El primer ministro australiano, Anthony Albanese, anunció este lunes que su Gobierno reconocerá al Estado de Palestina en la Asamblea General de Naciones Unidas, prevista para septiembre. Esta decisión forma parte de un “esfuerzo global coordinado” para impulsar la solución de dos Estados al conflicto palestino-israelí.
Albanese destacó que la Autoridad Palestina y su presidente, Mahmud Abbas, se comprometieron a que el Movimiento de Resistencia Islámica, conocido como Hamás, no tendrá ningún rol en un futuro Estado palestino.
Este compromiso ha ganado peso tras la exhortación de la Liga Árabe para que Hamás termine su mandato en Gaza, según informó la radiotelevisión estatal australiana ABC.
Además, Abbas habría aceptado la desmilitarización del Estado palestino, la realización de elecciones generales y la suspensión del sistema de pagos a familias de prisioneros y combatientes muertos en el conflicto con Israel.
El primer ministro explicó que esta medida busca avanzar hacia la solución de dos Estados, una alternativa que también han promovido recientemente Francia, Canadá y Reino Unido. “Es la mejor esperanza para romper el ciclo de violencia en Oriente Próximo y poner fin al sufrimiento y la hambruna en Gaza”, afirmó Albanese.
“Este conflicto, que se ha prolongado por tanto tiempo, creo que los australianos quieren que termine. Solo será posible cuando israelíes y palestinos puedan vivir en paz y seguridad”, añadió.
El mandatario se mostró crítico con las políticas del primer ministro israelí, Benjamín Netanyahu, especialmente en relación con Gaza y Cisjordania.
Albanese lamentó que la situación en Gaza “ha superado los peores temores del mundo” y defendió que la solución debe ser política, no militar.
En su conversación con Netanyahu, que describió como “civilizada”, Albanese señaló que los argumentos del líder israelí son similares a los que expuso hace más de un año, y reafirmó la necesidad de un acuerdo pacífico.
Respecto a Hamás, Albanese subrayó que este grupo no solo es enemigo de Israel, sino también del pueblo palestino. “Las acciones de Hamás, incluidas las del conflicto actual, han sido respondidas con brutalidad y reconocidas como inaceptables tanto por Israel como por la comunidad internacional”, afirmó.
Además, criticó la expansión de los asentamientos ilegales en Cisjordania, las amenazas de anexión de territorios palestinos y las propuestas de desplazamiento forzoso, que, junto con la crisis humanitaria en Gaza, podrían poner en riesgo la solución de dos Estados durante toda una generación.
La ministra de Exteriores australiana, Penny Wong, también participó en la rueda de prensa, expresando su pesar por las imágenes desgarradoras que han circulado sobre la situación en Gaza. “No se puede hacer pagar a los civiles palestinos el precio de derrotar a Hamás. Toda una población ha quedado destrozada”, criticó.
Wong explicó que el reconocimiento del Estado palestino es solo el primer paso de un proceso más amplio en el que Australia seguirá apoyando el desarrollo de la Autoridad Palestina y exigirá que cumpla con sus compromisos. “Nuestro reconocimiento estará condicionado al progreso en estos acuerdos”, señaló.
En materia diplomática, Wong reveló que mantuvo una llamada con el senador estadounidense Marco Rubio para informarle sobre la decisión australiana.
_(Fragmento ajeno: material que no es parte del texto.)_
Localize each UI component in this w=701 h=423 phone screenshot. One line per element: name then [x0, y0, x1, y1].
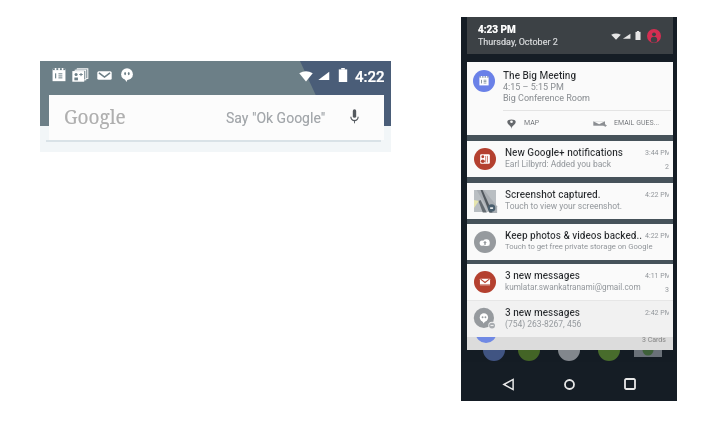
staticText: (754) 263-8267, 456 [505, 319, 582, 329]
staticText: 4:22 PM [645, 232, 669, 240]
button[interactable]: New Google+ notifications [467, 141, 673, 177]
button[interactable]: The Big Meeting [467, 62, 673, 135]
staticText: New Google+ notifications [505, 147, 623, 159]
button[interactable]: Account [647, 29, 661, 43]
staticText: 3 Cards [642, 336, 666, 344]
button[interactable]: Back [494, 370, 522, 398]
staticText: Say "Ok Google" [226, 110, 326, 126]
staticText: Google [64, 104, 126, 130]
button[interactable]: EMAIL GUES... [593, 111, 673, 135]
staticText: 3:44 PM [645, 149, 669, 157]
button[interactable]: Google [49, 95, 384, 140]
staticText: Earl Lilbyrd: Added you back [505, 159, 612, 169]
staticText: 2:42 PM [645, 309, 669, 317]
staticText: 4:22 [355, 68, 385, 82]
staticText: 2 [665, 163, 669, 171]
staticText: 4:22 PM [645, 191, 669, 199]
staticText: 3 new messages [505, 270, 580, 282]
staticText: kumlatar.swankatranami@gmail.com [505, 282, 641, 292]
staticText: Keep photos & videos backed.. [505, 230, 642, 242]
staticText: Touch to get free private storage on Goo… [505, 242, 653, 251]
staticText: MAP [524, 119, 540, 127]
button[interactable]: Screenshot captured. [467, 183, 673, 219]
staticText: Screenshot captured. [505, 189, 601, 201]
button[interactable]: 3 new messages [467, 264, 673, 300]
button[interactable]: Keep photos & videos backed.. [467, 224, 673, 260]
button[interactable]: Home [555, 370, 583, 398]
staticText: 4:15 – 5:15 PM [503, 82, 564, 93]
staticText: Thursday, October 2 [478, 37, 558, 48]
staticText: 3 new messages [505, 307, 580, 319]
staticText: EMAIL GUES... [614, 119, 660, 127]
staticText: Big Conference Room [503, 93, 590, 104]
staticText: 3 [665, 286, 669, 294]
button[interactable]: 3 new messages [467, 301, 673, 337]
button[interactable]: Recents [616, 370, 644, 398]
staticText: Touch to view your screenshot. [505, 201, 623, 211]
staticText: 4:11 PM [645, 272, 669, 280]
staticText: 4:23 PM [478, 24, 516, 36]
staticText: The Big Meeting [503, 70, 577, 82]
button[interactable]: MAP [507, 111, 552, 135]
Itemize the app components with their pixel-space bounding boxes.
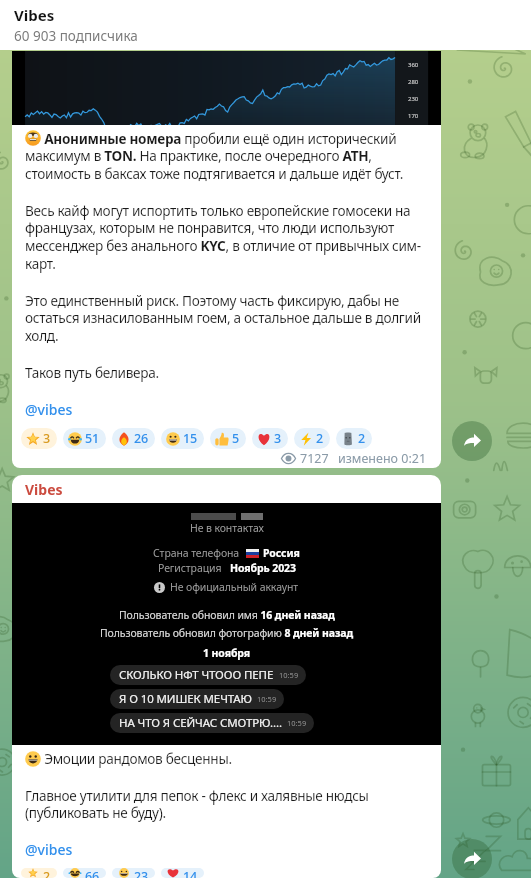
- button[interactable]: 2: [336, 428, 372, 449]
- staticText: 170: [408, 112, 419, 120]
- staticText: @vibes: [25, 840, 73, 859]
- staticText: 3: [43, 430, 50, 447]
- staticText: изменено 0:21: [338, 450, 427, 467]
- staticText: 14: [183, 868, 197, 878]
- staticText: Страна телефона: [153, 546, 240, 560]
- staticText: 280: [408, 78, 419, 86]
- staticText: СКОЛЬКО НФТ ЧТООО ПЕПЕ: [119, 667, 274, 683]
- staticText: 1 ноября: [203, 646, 251, 660]
- staticText: Главное утилити для пепок - флекс и халя…: [25, 786, 427, 822]
- staticText: 26: [134, 430, 148, 447]
- staticText: НА ЧТО Я СЕЙЧАС СМОТРЮ....: [119, 715, 282, 731]
- staticText: 10:59: [287, 718, 307, 728]
- staticText: 23: [134, 868, 148, 878]
- staticText: Ноябрь 2023: [230, 561, 296, 575]
- button[interactable]: 360: [12, 51, 441, 468]
- staticText: 5: [232, 430, 239, 447]
- staticText: 66: [85, 868, 99, 878]
- staticText: 360: [408, 61, 419, 69]
- staticText: 2: [316, 430, 323, 447]
- staticText: @ Анонимные номера пробили ещё один исто…: [25, 129, 427, 183]
- staticText: Пользователь обновил имя 16 дней назад: [119, 608, 335, 622]
- staticText: 10:59: [279, 670, 299, 680]
- button[interactable]: 5: [210, 428, 246, 449]
- staticText: 2: [358, 430, 365, 447]
- button[interactable]: 2: [294, 428, 330, 449]
- button[interactable]: Forward: [452, 421, 492, 461]
- staticText: Пользователь обновил фотографию 8 дней н…: [100, 626, 353, 640]
- staticText: Таков путь беливера.: [25, 363, 159, 382]
- button[interactable]: 66: [63, 868, 106, 878]
- staticText: 60 903 подписчика: [14, 27, 138, 45]
- staticText: 230: [408, 95, 419, 103]
- button[interactable]: 3: [21, 428, 57, 449]
- staticText: Не официальный аккаунт: [170, 580, 299, 594]
- staticText: Я О 10 МИШЕК МЕЧТАЮ: [119, 691, 252, 707]
- staticText: Это единственный риск. Поэтому часть фик…: [25, 291, 427, 345]
- button[interactable]: 26: [112, 428, 155, 449]
- staticText: 7127: [300, 450, 329, 467]
- button[interactable]: 15: [161, 428, 204, 449]
- staticText: 2: [43, 868, 50, 878]
- staticText: Регистрация: [158, 561, 222, 575]
- staticText: @ Эмоции рандомов бесценны.: [25, 749, 232, 768]
- button[interactable]: Forward: [452, 839, 492, 878]
- button[interactable]: 3: [252, 428, 288, 449]
- button[interactable]: Vibes: [12, 475, 441, 878]
- staticText: Не в контактах: [190, 521, 264, 535]
- staticText: Весь кайф могут испортить только европей…: [25, 201, 427, 273]
- staticText: 15: [183, 430, 197, 447]
- button[interactable]: 2: [21, 868, 57, 878]
- staticText: @vibes: [25, 400, 73, 419]
- button[interactable]: 14: [161, 868, 204, 878]
- button[interactable]: 51: [63, 428, 106, 449]
- staticText: 51: [85, 430, 99, 447]
- staticText: 3: [274, 430, 281, 447]
- staticText: Vibes: [25, 480, 63, 499]
- staticText: 10:59: [257, 694, 277, 704]
- staticText: Россия: [263, 546, 300, 560]
- button[interactable]: 23: [112, 868, 155, 878]
- staticText: Vibes: [14, 5, 55, 25]
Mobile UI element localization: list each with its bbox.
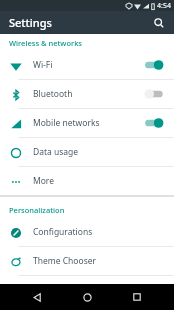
button[interactable]: Back	[24, 284, 50, 310]
button[interactable]: Recent apps	[124, 284, 150, 310]
staticText: Personalization	[9, 205, 65, 215]
staticText: Configurations	[33, 226, 166, 238]
button[interactable]: Toggle on	[144, 115, 166, 131]
button[interactable]: Bluetooth	[0, 80, 174, 108]
button[interactable]: Toggle on	[144, 57, 166, 73]
button[interactable]: Search	[150, 14, 168, 32]
staticText: More	[33, 175, 166, 187]
staticText: Wi-Fi	[33, 59, 144, 71]
staticText: Settings	[9, 15, 52, 30]
button[interactable]: Mobile networks	[0, 109, 174, 137]
button[interactable]: Theme Chooser	[0, 247, 174, 275]
staticText: Bluetooth	[33, 88, 144, 100]
staticText: Mobile networks	[33, 117, 144, 129]
button[interactable]: Toggle off	[144, 86, 166, 102]
button[interactable]: Home	[74, 284, 100, 310]
button[interactable]: Data usage	[0, 138, 174, 166]
button[interactable]: Wi-Fi	[0, 51, 174, 79]
staticText: Theme Chooser	[33, 255, 166, 267]
staticText: Wireless & networks	[9, 38, 82, 48]
button[interactable]: More	[0, 167, 174, 195]
staticText: 4:54	[157, 1, 171, 11]
button[interactable]: Configurations	[0, 218, 174, 246]
staticText: Data usage	[33, 146, 166, 158]
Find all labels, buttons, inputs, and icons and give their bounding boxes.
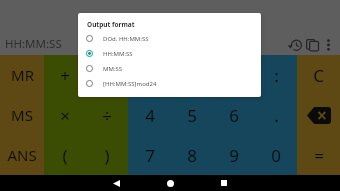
staticText: [HH:MM:SS]mod24 — [103, 80, 157, 88]
staticText: C — [313, 64, 324, 87]
staticText: MS — [11, 105, 33, 125]
button[interactable]: 0 — [255, 135, 297, 175]
button[interactable]: 4 — [128, 95, 171, 135]
button[interactable]: HH:MM:SS — [78, 46, 261, 61]
button[interactable]: MS — [0, 95, 44, 135]
staticText: MM:SS — [103, 65, 123, 73]
staticText: = — [314, 144, 324, 167]
button[interactable]: : — [255, 55, 297, 95]
button[interactable]: MM:SS — [78, 61, 261, 76]
staticText: − — [102, 64, 112, 87]
staticText: HH:MM:SS — [5, 36, 62, 52]
button[interactable]: MR — [0, 55, 44, 95]
button[interactable]: ( — [44, 135, 86, 175]
button[interactable]: DOd. HH:MM:SS — [78, 31, 261, 46]
staticText: + — [60, 64, 70, 87]
button[interactable]: More options — [320, 36, 337, 53]
staticText: HH:MM:SS — [103, 50, 133, 58]
button[interactable]: 9 — [213, 135, 255, 175]
button[interactable]: Backspace — [297, 95, 340, 135]
staticText: 4 — [145, 104, 155, 127]
button[interactable]: Home — [143, 175, 197, 191]
button[interactable]: History — [286, 36, 304, 53]
staticText: DOd. HH:MM:SS — [103, 35, 149, 43]
button[interactable]: + — [44, 55, 86, 95]
staticText: 7 — [145, 144, 155, 167]
staticText: Output format — [87, 20, 135, 29]
staticText: MR — [11, 65, 34, 85]
button[interactable]: 7 — [128, 135, 171, 175]
staticText: 1 — [145, 64, 155, 87]
staticText: ÷ — [102, 104, 112, 127]
staticText: 6 — [229, 104, 239, 127]
button[interactable]: 5 — [171, 95, 213, 135]
staticText: 9 — [229, 144, 239, 167]
button[interactable]: ANS — [0, 135, 44, 175]
button[interactable]: = — [297, 135, 340, 175]
button[interactable]: − — [86, 55, 128, 95]
button[interactable]: × — [44, 95, 86, 135]
staticText: ANS — [7, 145, 37, 165]
button[interactable]: Recents — [197, 175, 251, 191]
button[interactable]: 6 — [213, 95, 255, 135]
staticText: × — [60, 104, 70, 127]
button[interactable]: 8 — [171, 135, 213, 175]
staticText: ( — [62, 144, 68, 167]
staticText: ) — [104, 144, 110, 167]
staticText: : — [274, 64, 279, 87]
button[interactable]: ) — [86, 135, 128, 175]
button[interactable]: 1 — [128, 55, 171, 95]
button[interactable]: Back — [89, 175, 143, 191]
button[interactable]: C — [297, 55, 340, 95]
staticText: 5 — [187, 104, 197, 127]
button[interactable]: ÷ — [86, 95, 128, 135]
button[interactable]: Copy — [304, 36, 320, 53]
staticText: 0 — [271, 144, 281, 167]
button[interactable]: [HH:MM:SS]mod24 — [78, 76, 261, 91]
button[interactable]: . — [255, 95, 297, 135]
staticText: 8 — [187, 144, 197, 167]
staticText: . — [274, 104, 279, 127]
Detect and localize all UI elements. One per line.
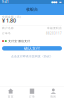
staticText: 商户名称	[2, 26, 14, 30]
staticText: 收银台	[26, 7, 38, 12]
button[interactable]: 确认支付	[2, 46, 62, 50]
staticText: ¥ 1.80	[2, 17, 16, 24]
staticText: 我的	[50, 95, 56, 98]
staticText: 幸福便利店	[47, 26, 62, 30]
staticText: 9:41	[2, 0, 9, 4]
button[interactable]: 我的	[43, 86, 64, 100]
staticText: 首页	[8, 95, 14, 98]
staticText: 交易金额（元）	[2, 15, 23, 19]
staticText: 订单号	[2, 32, 11, 35]
button[interactable]: 订单	[21, 86, 43, 100]
staticText: 支付宝·微信支付	[8, 39, 30, 43]
staticText: 确认支付	[24, 46, 40, 51]
staticText: 88203117	[46, 32, 62, 35]
staticText: ●●● ▬	[51, 0, 62, 4]
staticText: 订单	[29, 95, 35, 98]
button[interactable]: 首页	[0, 86, 21, 100]
staticText: 点击支付即表示您同意《协议》	[11, 55, 53, 58]
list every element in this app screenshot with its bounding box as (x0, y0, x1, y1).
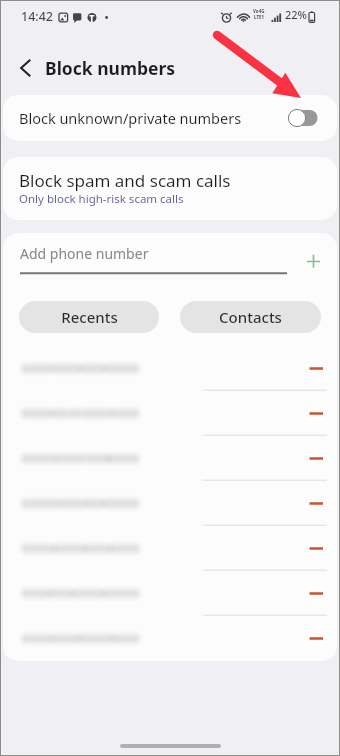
button[interactable]: Back (9, 52, 41, 84)
button[interactable] (3, 481, 337, 526)
staticText: Vo4G (253, 8, 265, 14)
staticText: Block spam and scam calls (19, 169, 231, 192)
button[interactable]: Contacts (180, 301, 321, 333)
button[interactable] (3, 346, 337, 391)
staticText: 22% (285, 7, 307, 22)
button[interactable] (3, 391, 337, 436)
button[interactable] (3, 571, 337, 616)
staticText: Add phone number (20, 244, 149, 263)
button[interactable] (3, 436, 337, 481)
button[interactable]: Recents (19, 301, 159, 333)
staticText: Only block high-risk scam calls (19, 191, 184, 207)
staticText: 14:42 (21, 8, 54, 25)
button[interactable]: Block spam and scam calls (3, 157, 337, 220)
staticText: Block numbers (45, 56, 176, 80)
button[interactable] (3, 526, 337, 571)
staticText: Recents (61, 307, 118, 327)
staticText: LTE1 (254, 14, 265, 20)
staticText: Block unknown/private numbers (19, 108, 242, 128)
button[interactable]: Add number (300, 248, 326, 274)
button[interactable] (3, 616, 337, 661)
staticText: Contacts (219, 307, 282, 327)
button[interactable]: Block unknown/private numbers (3, 95, 337, 141)
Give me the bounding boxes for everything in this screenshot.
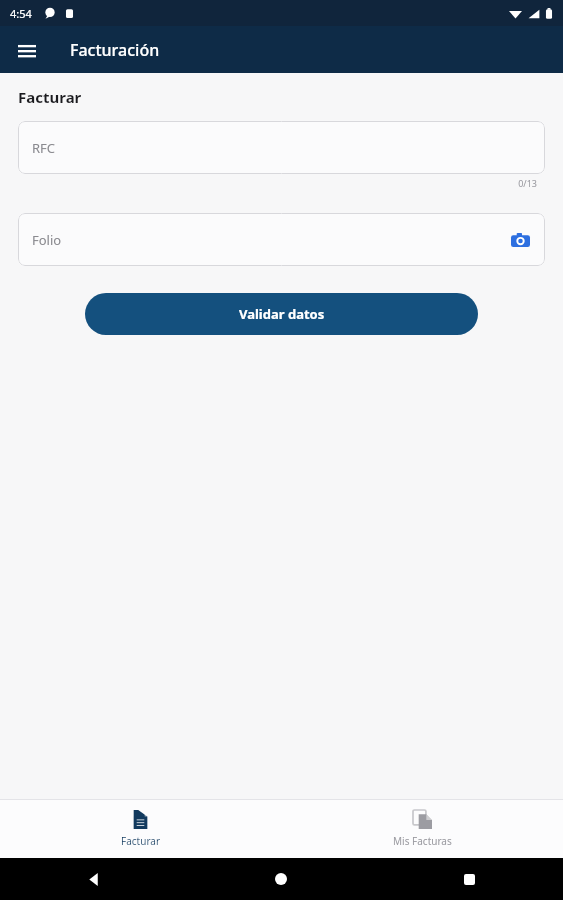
button[interactable]: Validar datos	[85, 293, 478, 335]
staticText: Mis Facturas	[393, 834, 452, 848]
button[interactable]: Recent apps	[449, 859, 489, 899]
staticText: 0/13	[0, 177, 537, 189]
staticText: 4:54	[10, 6, 32, 21]
button[interactable]: Escanear folio con la cámara	[505, 225, 535, 255]
staticText: Facturación	[70, 39, 160, 61]
button[interactable]: RFC	[18, 121, 545, 174]
staticText: Folio	[32, 231, 62, 249]
staticText: Facturar	[121, 834, 161, 848]
staticText: Facturar	[18, 87, 82, 107]
button[interactable]: Mis Facturas	[281, 800, 563, 858]
button[interactable]: Facturar	[0, 800, 281, 858]
button[interactable]: Back	[74, 859, 114, 899]
staticText: RFC	[32, 139, 56, 157]
staticText: Validar datos	[239, 305, 325, 323]
button[interactable]: Home	[261, 859, 301, 899]
button[interactable]: Open navigation menu	[10, 33, 44, 67]
button[interactable]: Folio	[18, 213, 545, 266]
A pesar de la posible sensibilidad del tema, afirmó que Australia toma decisiones soberanas y que la relación con Estados Unidos abarca múltiples asuntos, incluyendo la seguridad en la región del Indo-Pacífico.
Respuesta desde Israel Por su parte, el embajador de Israel en Australia, Amir Maimon, criticó duramente la decisión australiana, argumentando que “recompensa” a Hamás.
En un comunicado publicado en la red social X, señaló que reconocer un Estado palestino mientras Hamás continúa con acciones violentas “socava la seguridad israelí y descarrila las negociaciones de rehenes”.
Maimon cuestionó también que Albanese haya adelantado el reconocimiento sin cumplir previamente condiciones como la liberación de rehenes y la creación de una gobernanza responsable en Palestina.
“El reconocimiento eleva la posición de Hamás, que Israel considera una organización terrorista”, concluyó.